Nous observons avec cette nouvelle souche des éruptions cutanées généralisées sur tout le corps, en plus de lésions génitales dans certains cas. Les symptômes ont tendance à durer plus longtemps. Les cas graves montrent une mortalité de 5 % chez les adultes et de 10 % chez les enfants. Le taux de mortalité global reste incertain car nous ne connaissons pas le nombre exact de cas moins graves.

Outre l’éruption cutanée, quels autres symptômes observez-vous ?

LMM : En plus de l’éruption cutanée, nous observons divers effets secondaires liés à l’infection. Certains patients, même après leur guérison, continuent de se plaindre de problèmes oculaires, cutanés ou génitaux. Nous avons donc lancé un projet pour étudier les effets à long terme de cette infection.

Où cette nouvelle souche a-t-elle été détectée jusqu’à présent ?

LMM : En septembre 2023, la première épidémie de cette souche de clade Ib a été signalée à Kamituga, une ville minière d’or située à la frontière du Rwanda et du Burundi, dans la province du Sud-Kivu, à l’est de la RDC. Depuis, le virus s’est propagé à Bukavu, la capitale du Sud-Kivu, puis s’est étendu à d’autres zones de santé, y compris les régions proches de la frontière de Riziki, entre le Rwanda et Bukavu, ainsi qu'à Kamaniola, située près du carrefour avec le Rwanda et le Burundi.

Êtes-vous inquiet d’une propagation plus large ?

LMM : Oui, nous sommes préoccupés par le risque de propagation. Nous craignons que les pays voisins ne signalent une épidémie très bientôt, voire qu'elle soit déjà présente. Il y a de fortes chances que cela se produise en raison de l'absence de contrôles aux frontières et des nombreux liens entre les patients en RDC et les pays voisins. Par exemple, certaines personnes infectées sont des travailleuses du sexe originaires du Rwanda ou du Burundi. L’absence de contrôles aux frontières accroît le risque de diffusion.

TL : Il est crucial de rester vigilants et d'agir rapidement pour contenir la situation dans la région. La priorité est de protéger les communautés locales vulnérables. Cependant, il existe aussi un risque potentiel de propagation par avion, bien que nous ne disposions pas encore de suffisamment d'informations sur la transmission interhumaine, le nombre de cas asymptomatiques ou bénins, ni sur la possibilité de transmission avant l’apparition des symptômes.

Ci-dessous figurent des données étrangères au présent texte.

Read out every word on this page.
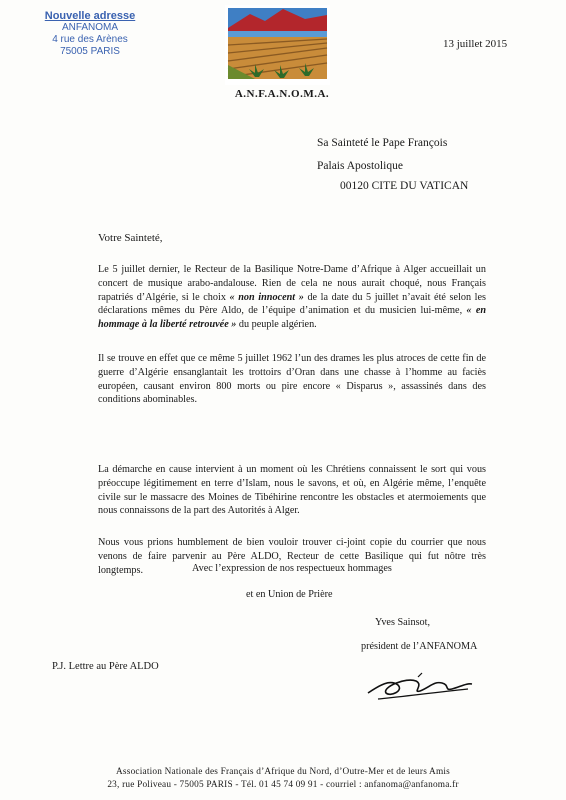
Nouvelle adresse
ANFANOMA
4 rue des Arènes
75005 PARIS
A.N.F.A.N.O.M.A.
13 juillet 2015
Sa Sainteté le Pape François
Palais Apostolique
00120 CITE DU VATICAN
Votre Sainteté,
Le 5 juillet dernier, le Recteur de la Basilique Notre-Dame d’Afrique à Alger accueillait un concert de musique arabo-andalouse. Rien de cela ne nous aurait choqué, nous Français rapatriés d’Algérie, si le choix « non innocent » de la date du 5 juillet n’avait été selon les déclarations mêmes du Père Aldo, de l’équipe d’animation et du musicien lui-même, « en hommage à la liberté retrouvée » du peuple algérien.
Il se trouve en effet que ce même 5 juillet 1962 l’un des drames les plus atroces de cette fin de guerre d’Algérie ensanglantait les trottoirs d’Oran dans une chasse à l’homme au faciès européen, causant environ 800 morts ou pire encore « Disparus », assassinés dans des conditions abominables.
La démarche en cause intervient à un moment où les Chrétiens connaissent le sort qui vous préoccupe légitimement en terre d’Islam, nous le savons, et où, en Algérie même, l’enquête civile sur le massacre des Moines de Tibéhirine rencontre les obstacles et atermoiements que nous connaissons de la part des Autorités à Alger.
Nous vous prions humblement de bien vouloir trouver ci-joint copie du courrier que nous venons de faire parvenir au Père ALDO, Recteur de cette Basilique qui fut nôtre très longtemps.	Avec l’expression de nos respectueux hommages
et en Union de Prière
Yves Sainsot,
président de l’ANFANOMA
P.J. Lettre au Père ALDO
Association Nationale des Français d’Afrique du Nord, d’Outre-Mer et de leurs Amis
23, rue Poliveau - 75005 PARIS - Tél. 01 45 74 09 91 - courriel : anfanoma@anfanoma.fr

De plus, si la transmission sexuelle est une voie importante, il est possible que des personnes présentent uniquement des éruptions cutanées génitales, qui peuvent être cachées et compliquer la détection. Cela augmente le potentiel de propagation de la maladie au-delà de la RDC et de l’Afrique. Enfin, la saison sèche pose également une inquiétude supplémentaire. L’épidémie a débuté pendant la saison des pluies, lorsque les déplacements étaient limités. Avec l'arrivée de la saison sèche, les déplacements vont s'intensifier et les écoles se préparent à fermer pour les vacances, ce qui pourrait faciliter la propagation du virus.

Quelles mesures sont prises pour contenir l’épidémie ?

LMM : En RDC, les ressources pour contrôler cette souche émergente sont limitées et son épidémiologie reste encore mal comprise. La surveillance de l’épidémie est compliquée par le fait que celle-ci a éclaté soudainement dans des zones très reculées du Sud-Kivu, tandis que le pays fait également face à une épidémie plus large de Mpox.

TL : Il est crucial de se concentrer sur la détection et la compréhension de la transmission de ce virus. Une meilleure compréhension nous permettra de développer des stratégies d'éducation et de prévention plus efficaces pour protéger les communautés.


Leandre Murhula Masirika est coordonnateur de recherche au département de la santé de la province du Sud-Kivu en RDC ; Jean Claude Udahemuka est biologiste moléculaire et chargé de cours à l’Université du Rwanda à Kigali ; et Trudie Lang est professeure de recherche en santé mondiale et directrice du Global Health Network à l’Université d’Oxford, au Royaume-Uni.